State drops open container citation against Alaska lawmaker

Trooper who issued citation no longer with state after being accused of sexual abuse of a minor.

An open container citation issued to an Alaska state lawmaker has been dismissed because the trooper who issued the citation is no longer in state employment after being accused of sexual abuse of a minor.

State Sen. Josh Revak, an Anchorage Republican, was cited in August for driving with an open can of beer in his car. Revak said he has been sober for seven years after using alcohol heavily following his return home after being injured in the Iraqi War, the Anchorage Daily News reported.

[Lawmaker cited for open beer fellow legislator says was his]

Instead, state Sen. Scott Kawasaki, a Fairbanks Democrat, has said the beer was his. The two were driving from Anchorage to a fishing event on the Kenai Peninsula when they were stopped near Sterling for driving 66 mph in a 55 mph zone. Both lawmakers said Revak did not know beer was the beverage in the container.

The trooper issued Revak a $220 citation but did not charge him with speeding.

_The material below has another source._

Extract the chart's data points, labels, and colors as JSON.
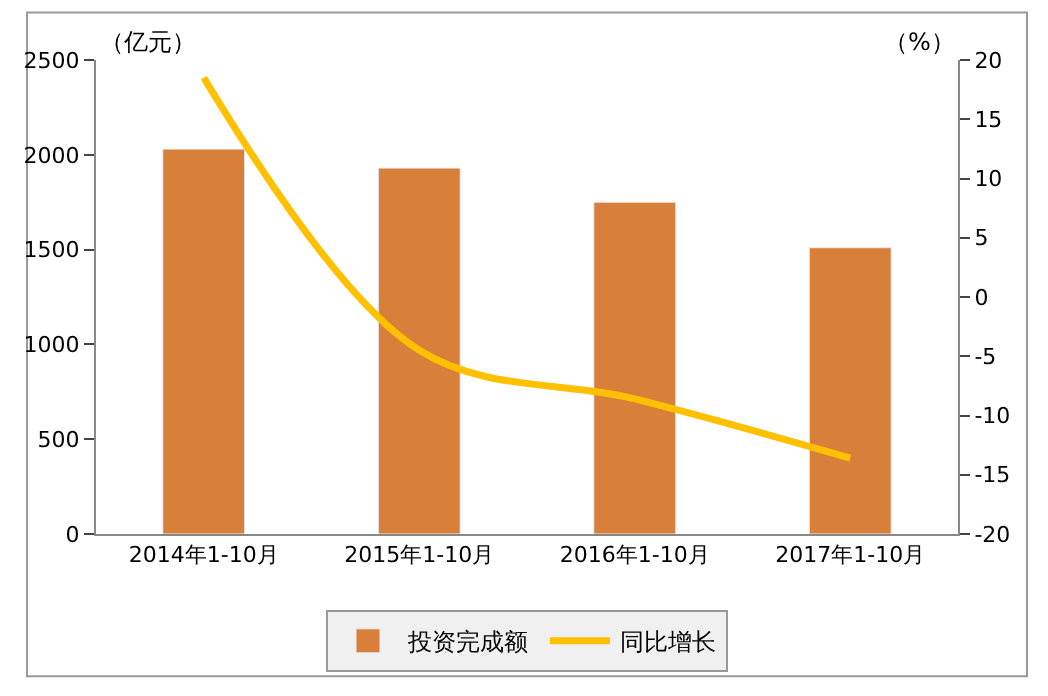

Revak said he planned to challenge the ticket in court Wednesday before the charge was dismissed last week.

The trooper who issued the ticket was arrested and charged two weeks ago on suspicion of sexual abuse of a minor.

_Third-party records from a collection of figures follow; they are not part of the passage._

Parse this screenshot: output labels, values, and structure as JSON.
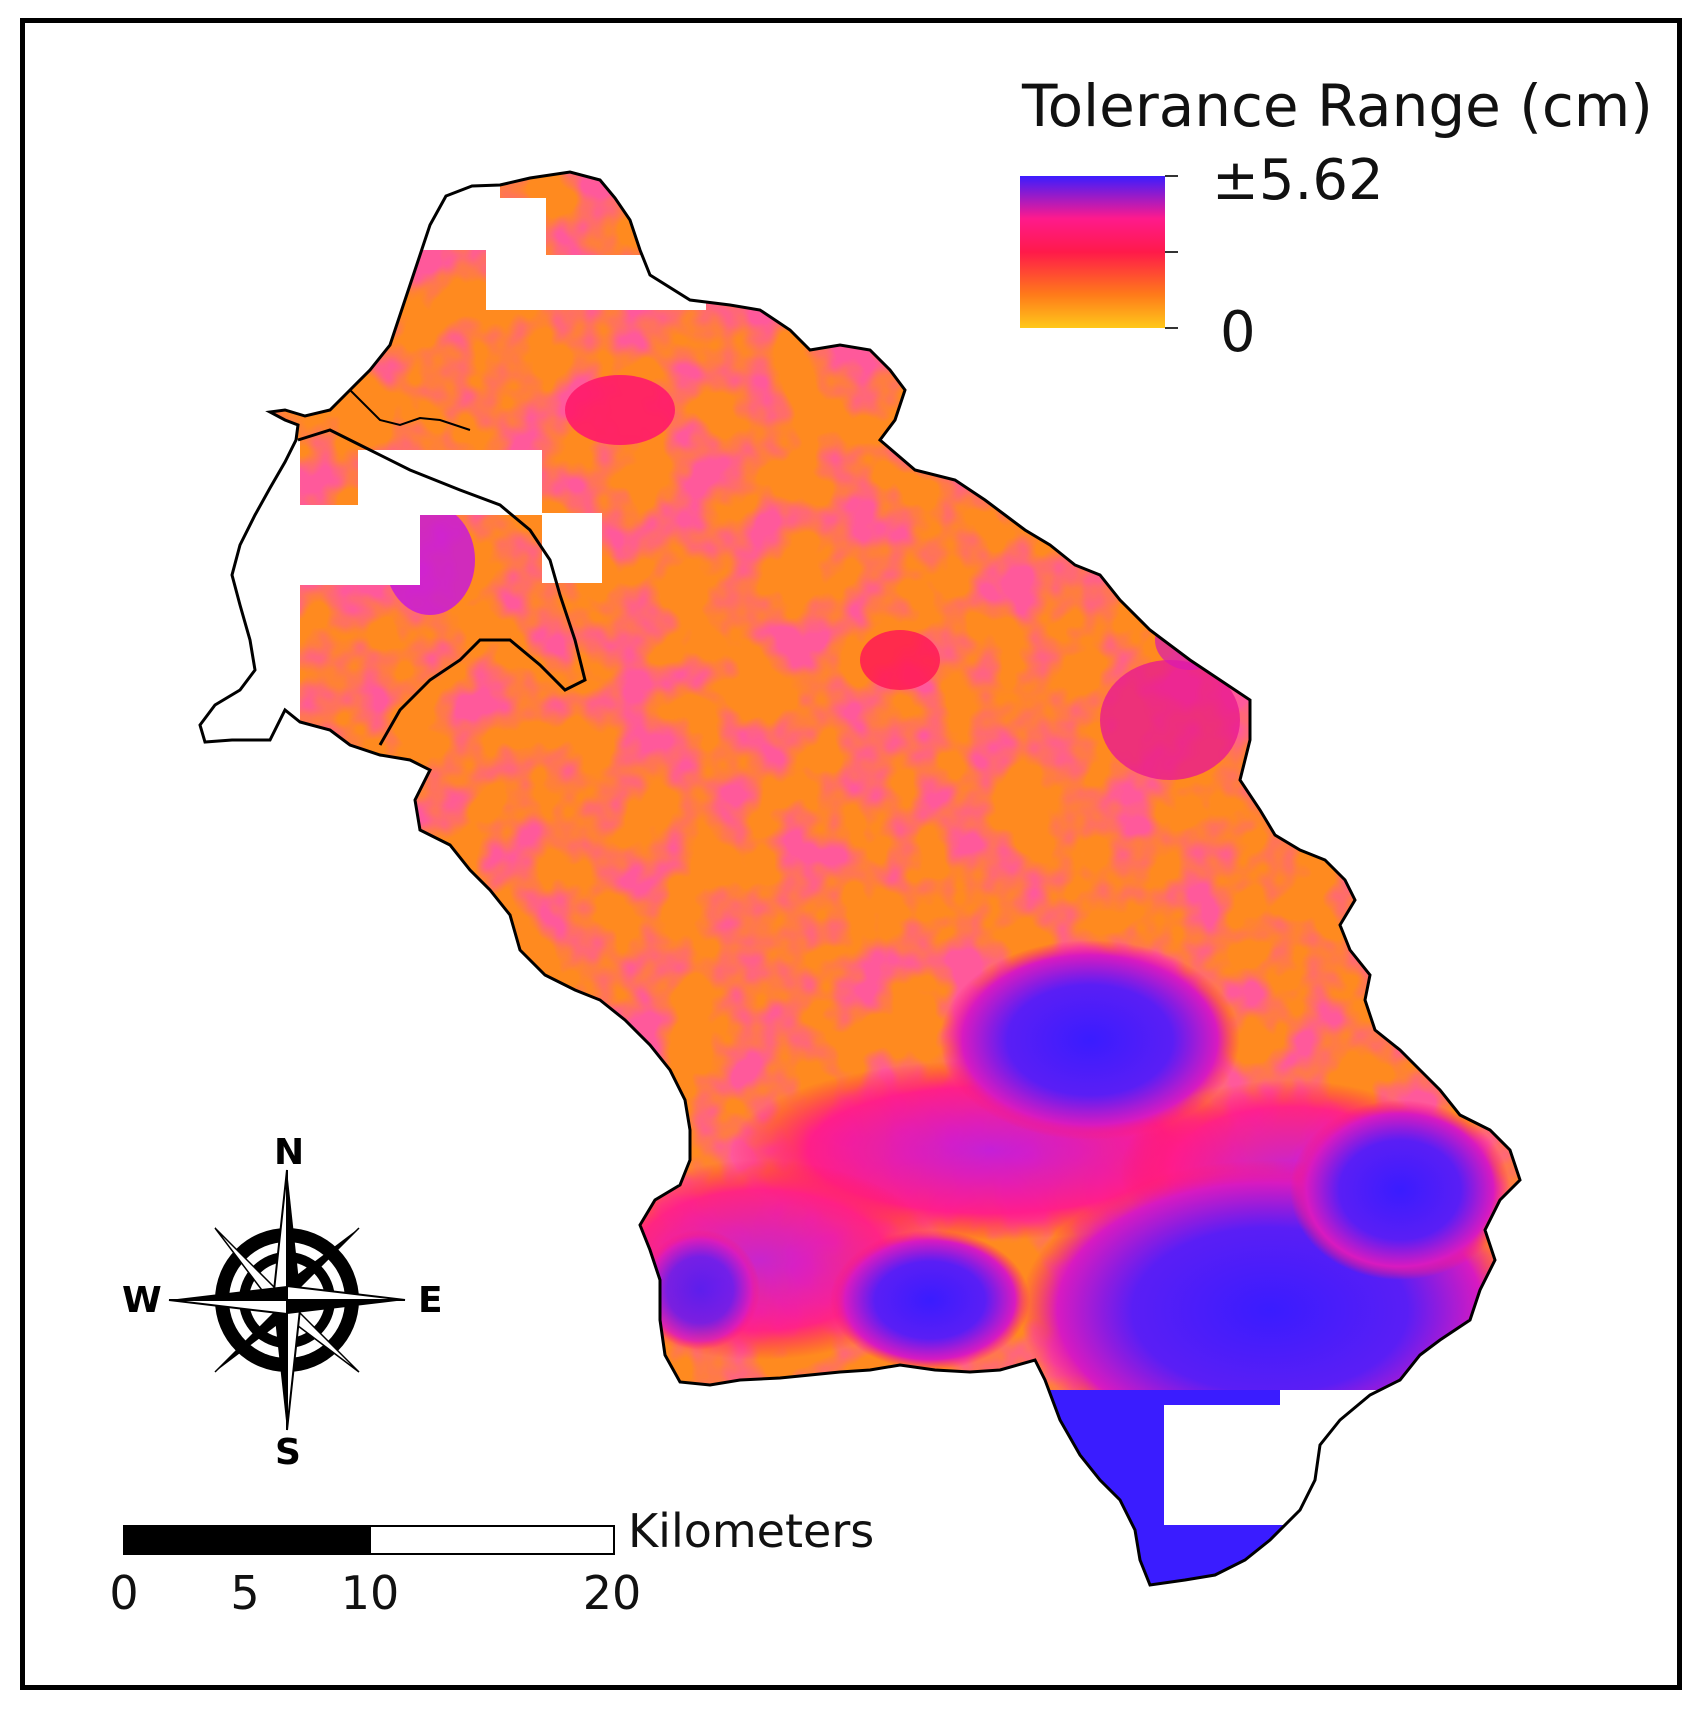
{
  "legend": {
    "title": "Tolerance Range (cm)",
    "max_label": "±5.62",
    "min_label": "0",
    "colors": {
      "high": "#3b1cff",
      "mid_high": "#ff1a8c",
      "mid": "#ff1a4a",
      "mid_low": "#ff7a1a",
      "low": "#ffc81a"
    }
  },
  "compass": {
    "north": "N",
    "south": "S",
    "east": "E",
    "west": "W"
  },
  "scalebar": {
    "unit": "Kilometers",
    "ticks": [
      "0",
      "5",
      "10",
      "20"
    ]
  },
  "map_colors": {
    "base_orange": "#ff8a1f",
    "patch_red": "#ff1a55",
    "patch_magenta": "#e81ab0",
    "patch_violet": "#5a1ef5",
    "boundary": "#000000"
  }
}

Troopers spokesman Austin McDaniel told The Associated Press on Tuesday the man was no longer employed by the state but declined to elaborate because it was a personnel issue.

When a trooper leaves service, their open investigations such as burglaries are turned over to other troopers to continue the case. However, troopers indicated that in those cases when a trooper who is no longer with the state has issued citations or is involved in other cases where court dates were involved, the state court system would have to weigh in.

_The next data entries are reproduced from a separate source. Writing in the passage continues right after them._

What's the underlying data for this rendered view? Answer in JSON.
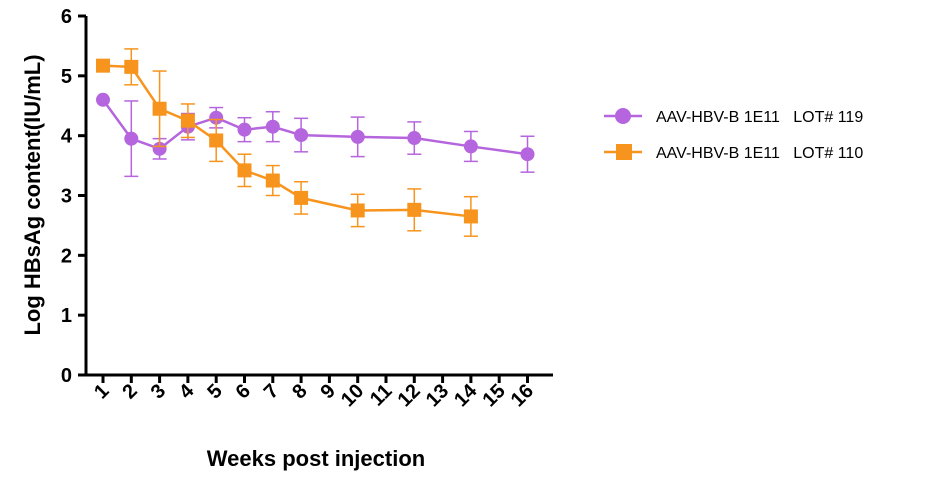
{
  "chart_data": {
    "type": "line",
    "xlabel": "Weeks post injection",
    "ylabel": "Log HBsAg content(IU/mL)",
    "categories": [
      "1",
      "2",
      "3",
      "4",
      "5",
      "6",
      "7",
      "8",
      "9",
      "10",
      "11",
      "12",
      "13",
      "14",
      "15",
      "16"
    ],
    "ylim": [
      0,
      6
    ],
    "yticks": [
      0,
      1,
      2,
      3,
      4,
      5,
      6
    ],
    "grid": false,
    "legend_position": "right",
    "series": [
      {
        "name": "AAV-HBV-B 1E11   LOT# 119",
        "color": "#b565dd",
        "marker": "circle",
        "points": [
          {
            "x": "1",
            "y": 4.6,
            "err": 0
          },
          {
            "x": "2",
            "y": 3.95,
            "err": 0.63
          },
          {
            "x": "3",
            "y": 3.78,
            "err": 0.17
          },
          {
            "x": "4",
            "y": 4.15,
            "err": 0.22
          },
          {
            "x": "5",
            "y": 4.3,
            "err": 0.17
          },
          {
            "x": "6",
            "y": 4.1,
            "err": 0.2
          },
          {
            "x": "7",
            "y": 4.15,
            "err": 0.25
          },
          {
            "x": "8",
            "y": 4.01,
            "err": 0.28
          },
          {
            "x": "10",
            "y": 3.98,
            "err": 0.33
          },
          {
            "x": "12",
            "y": 3.96,
            "err": 0.27
          },
          {
            "x": "14",
            "y": 3.82,
            "err": 0.25
          },
          {
            "x": "16",
            "y": 3.69,
            "err": 0.3
          }
        ]
      },
      {
        "name": "AAV-HBV-B 1E11   LOT# 110",
        "color": "#f7941d",
        "marker": "square",
        "points": [
          {
            "x": "1",
            "y": 5.17,
            "err": 0
          },
          {
            "x": "2",
            "y": 5.15,
            "err": 0.3
          },
          {
            "x": "3",
            "y": 4.45,
            "err": 0.63
          },
          {
            "x": "4",
            "y": 4.25,
            "err": 0.28
          },
          {
            "x": "5",
            "y": 3.92,
            "err": 0.35
          },
          {
            "x": "6",
            "y": 3.42,
            "err": 0.27
          },
          {
            "x": "7",
            "y": 3.25,
            "err": 0.25
          },
          {
            "x": "8",
            "y": 2.96,
            "err": 0.27
          },
          {
            "x": "10",
            "y": 2.75,
            "err": 0.27
          },
          {
            "x": "12",
            "y": 2.76,
            "err": 0.35
          },
          {
            "x": "14",
            "y": 2.65,
            "err": 0.33
          }
        ]
      }
    ]
  }
}
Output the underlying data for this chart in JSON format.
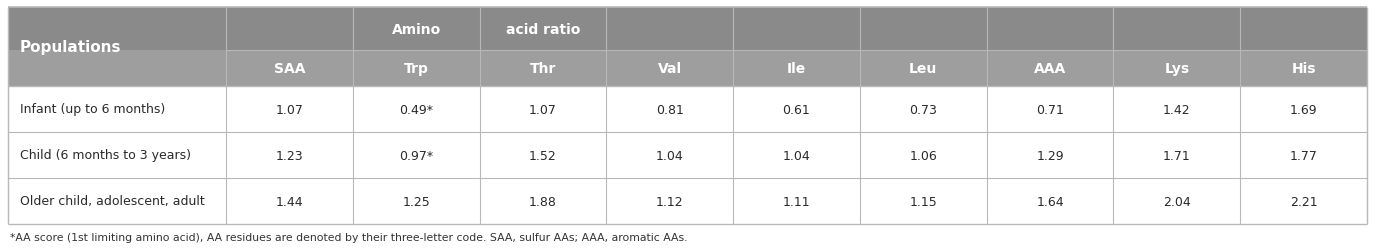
{
  "header_dark": "#8a8a8a",
  "header_mid": "#9e9e9e",
  "row_bg": "#f5f5f5",
  "border_color": "#c0c0c0",
  "col0_header": "Populations",
  "span_header": [
    "",
    "Amino",
    "acid ratio",
    "",
    "",
    "",
    "",
    "",
    "",
    ""
  ],
  "col_headers": [
    "SAA",
    "Trp",
    "Thr",
    "Val",
    "Ile",
    "Leu",
    "AAA",
    "Lys",
    "His"
  ],
  "rows": [
    {
      "label": "Infant (up to 6 months)",
      "values": [
        "1.07",
        "0.49*",
        "1.07",
        "0.81",
        "0.61",
        "0.73",
        "0.71",
        "1.42",
        "1.69"
      ]
    },
    {
      "label": "Child (6 months to 3 years)",
      "values": [
        "1.23",
        "0.97*",
        "1.52",
        "1.04",
        "1.04",
        "1.06",
        "1.29",
        "1.71",
        "1.77"
      ]
    },
    {
      "label": "Older child, adolescent, adult",
      "values": [
        "1.44",
        "1.25",
        "1.88",
        "1.12",
        "1.11",
        "1.15",
        "1.64",
        "2.04",
        "2.21"
      ]
    }
  ],
  "footnote": "*AA score (1st limiting amino acid), AA residues are denoted by their three-letter code. SAA, sulfur AAs; AAA, aromatic AAs."
}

In Revak’s case, the courts sent a request for the trooper who cited Revak to attend the court hearing Wednesday. However, the agency responded that the trooper is no longer employed by the state.

Since that trooper handling the Revak case was patrolling alone in his cruiser, there was no other trooper present who witnessed either the alleged speeding or open container in Revak’s car, prompting troopers to also ask the court to drop the citation, McDaniel said.

Revak said he planned to donate the money he would have paid if found guilty on the citation to an alcohol rehabilitation group. Kawasaki said he would match that donation.